Kemudian, mereka menyuap sushi kepiting dengan pelan dan pasti. Ketika Ichigo berniat mengambil sebuah sushi lagi, Kaisar berbicara, "Kurosaki. Ceritakanlah tentang keluargamu." Katanya sambil menyuap sushi. "Apakah kau punya orang tua? Adik?"
Ichigo tersenyum mengingat mereka. "Ya." Jawabnya. "Kembar perempuan. Masih berumur 11 tahun." Kata Ichigo.
"Begitu." Kemudian beliau menyeruput teh panasnya. "Bagaimana dengan orang tuamu?" tanyanya.
"Ibuku sudah meninggal." Kata Ichigo sambil tersenyum. Rukia berhenti begitu mendengar kalimat itu dan dia menatap Ichigo yang tersenyum. Senyumnya nampak dipaksa.

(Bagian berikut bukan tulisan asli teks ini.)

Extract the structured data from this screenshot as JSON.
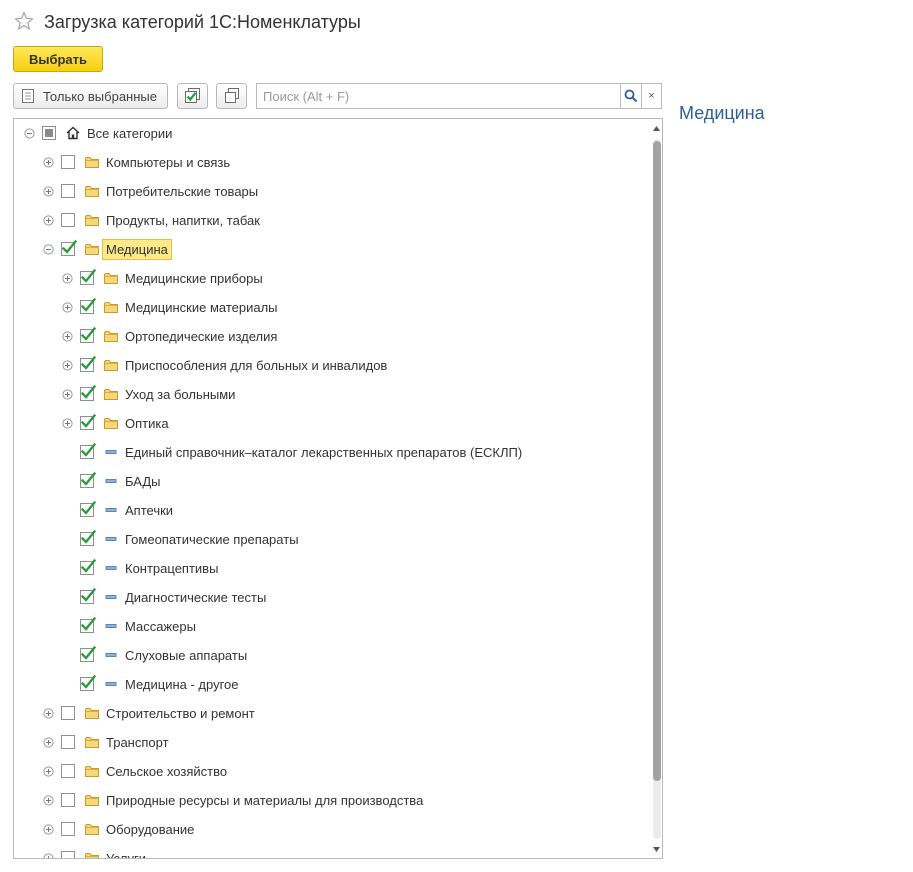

"Oh," Kaisar menyadari kesalahannya. "Aku turut berduka." Katanya. Kemudian beliau berdeham. "Bagaimana dengan ayahmu?"
"Ayahku bekerja sebagai tabib umum," jawab Ichigo. "Penghasilannya tidak mencukupi, jadi aku juga harus bekerja sebagai pengawal." Kata Ichigo.
Kaisar kembali terdiam dan mengamati Ichigo. Nampaknya beliau masih juga menimbang-nimbang—apa benar orang miskin dari Rukon seperti dirinya bisa mengemban pekerjaan seperti ini? Beliau pasti ragu untuk mempercayakan putrinya pada orang seperti Ichigo. Menyadari pikirannya itu, Ichigo mengkerutkan dahi.

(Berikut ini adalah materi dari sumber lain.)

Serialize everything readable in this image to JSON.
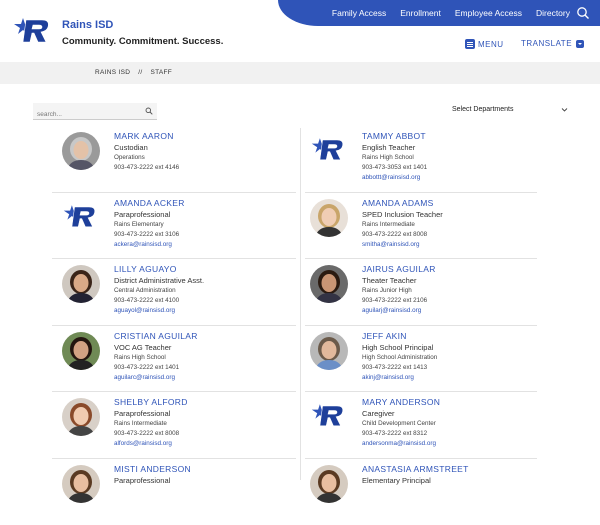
{
  "site": {
    "name": "Rains ISD",
    "tagline": "Community. Commitment. Success."
  },
  "topnav": [
    "Family Access",
    "Enrollment",
    "Employee Access",
    "Directory"
  ],
  "menu_label": "MENU",
  "translate_label": "TRANSLATE",
  "breadcrumb": [
    "RAINS ISD",
    "//",
    "STAFF"
  ],
  "search": {
    "placeholder": "search..."
  },
  "department_select": "Select Departments",
  "colors": {
    "brand": "#2f54b8",
    "text": "#333333"
  },
  "staff": [
    {
      "name": "MARK AARON",
      "title": "Custodian",
      "location": "Operations",
      "phone": "903-473-2222 ext 4146",
      "email": "",
      "photo": "photo-gray-hair"
    },
    {
      "name": "TAMMY ABBOT",
      "title": "English Teacher",
      "location": "Rains High School",
      "phone": "903-473-3053 ext 1401",
      "email": "abbottt@rainsisd.org",
      "photo": "logo"
    },
    {
      "name": "AMANDA ACKER",
      "title": "Paraprofessional",
      "location": "Rains Elementary",
      "phone": "903-473-2222 ext 3106",
      "email": "ackera@rainsisd.org",
      "photo": "logo"
    },
    {
      "name": "AMANDA ADAMS",
      "title": "SPED Inclusion Teacher",
      "location": "Rains Intermediate",
      "phone": "903-473-2222 ext 8008",
      "email": "smitha@rainsisd.org",
      "photo": "photo-blonde"
    },
    {
      "name": "LILLY AGUAYO",
      "title": "District Administrative Asst.",
      "location": "Central Administration",
      "phone": "903-473-2222 ext 4100",
      "email": "aguayol@rainsisd.org",
      "photo": "photo-dark-hair"
    },
    {
      "name": "JAIRUS AGUILAR",
      "title": "Theater Teacher",
      "location": "Rains Junior High",
      "phone": "903-473-2222 ext 2106",
      "email": "aguilarj@rainsisd.org",
      "photo": "photo-beard"
    },
    {
      "name": "CRISTIAN AGUILAR",
      "title": "VOC AG Teacher",
      "location": "Rains High School",
      "phone": "903-473-2222 ext 1401",
      "email": "aguilarc@rainsisd.org",
      "photo": "photo-dark-hair-green"
    },
    {
      "name": "JEFF AKIN",
      "title": "High School Principal",
      "location": "High School Administration",
      "phone": "903-473-2222 ext 1413",
      "email": "akinj@rainsisd.org",
      "photo": "photo-man-glasses"
    },
    {
      "name": "SHELBY ALFORD",
      "title": "Paraprofessional",
      "location": "Rains Intermediate",
      "phone": "903-473-2222 ext 8008",
      "email": "alfords@rainsisd.org",
      "photo": "photo-auburn"
    },
    {
      "name": "MARY ANDERSON",
      "title": "Caregiver",
      "location": "Child Development Center",
      "phone": "903-473-2222 ext 8312",
      "email": "andersonma@rainsisd.org",
      "photo": "logo"
    },
    {
      "name": "MISTI ANDERSON",
      "title": "Paraprofessional",
      "location": "",
      "phone": "",
      "email": "",
      "photo": "photo-brown-hair"
    },
    {
      "name": "ANASTASIA ARMSTREET",
      "title": "Elementary Principal",
      "location": "",
      "phone": "",
      "email": "",
      "photo": "photo-brown-hair"
    }
  ]
}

Tepat pada saat menu utama dihidangkan di atas meja, Kaisar angkat biacara, "Ukitake, bisakah aku bicara denganmu sebentar?" tanya Kaisar pada Ukitake. Mereka berdua berdiri dan Ukitake-sensei menutup pintu fusumi dari luar. Suara percakapan mereka berdua di luar tak terdengar dari dalam, tapi firasat Ichigo mengatakan kalau Kaisar tak ingin putrinya dipercayakan pada orang tak meyakinkan seperti dirinya.
Ichigo meluruskan kakinya pada kesempatan itu dan memijat-mijat kakinya yang mati rasa sambil mendesah lega.
"Maaf," kata Rukia.
Ichigo menoleh bingung pada Rukia, "ha?"
Rukia nampak bersalah. "Aku tahu yang kau pikirkan." Kata Rukia sambil menatap Ichigo. "Kau pasti berpikir kalau ayahku tak menganggapmu pantas kan?" tanyanya. "Maafkan ayahku, dia hanya memikirkan yang terbaik untukku. Aku yakin dia sama sekali tak bermaksud meremehkanmu. Maaf."
Ichigo melebarkan matanya. Mungkin gadis ini lebih pintar dari perkiraannya. "Yah, itu bukan salahmu. Aku sendiri yang tampil tak meyakinkan, jadi pantas saja dia menganggapku tak pantas melakukan pekerjaan ini." Katanya sambil menyandarkan diri pada kedua tangannya sementara dia meluruskan kedua kakinya.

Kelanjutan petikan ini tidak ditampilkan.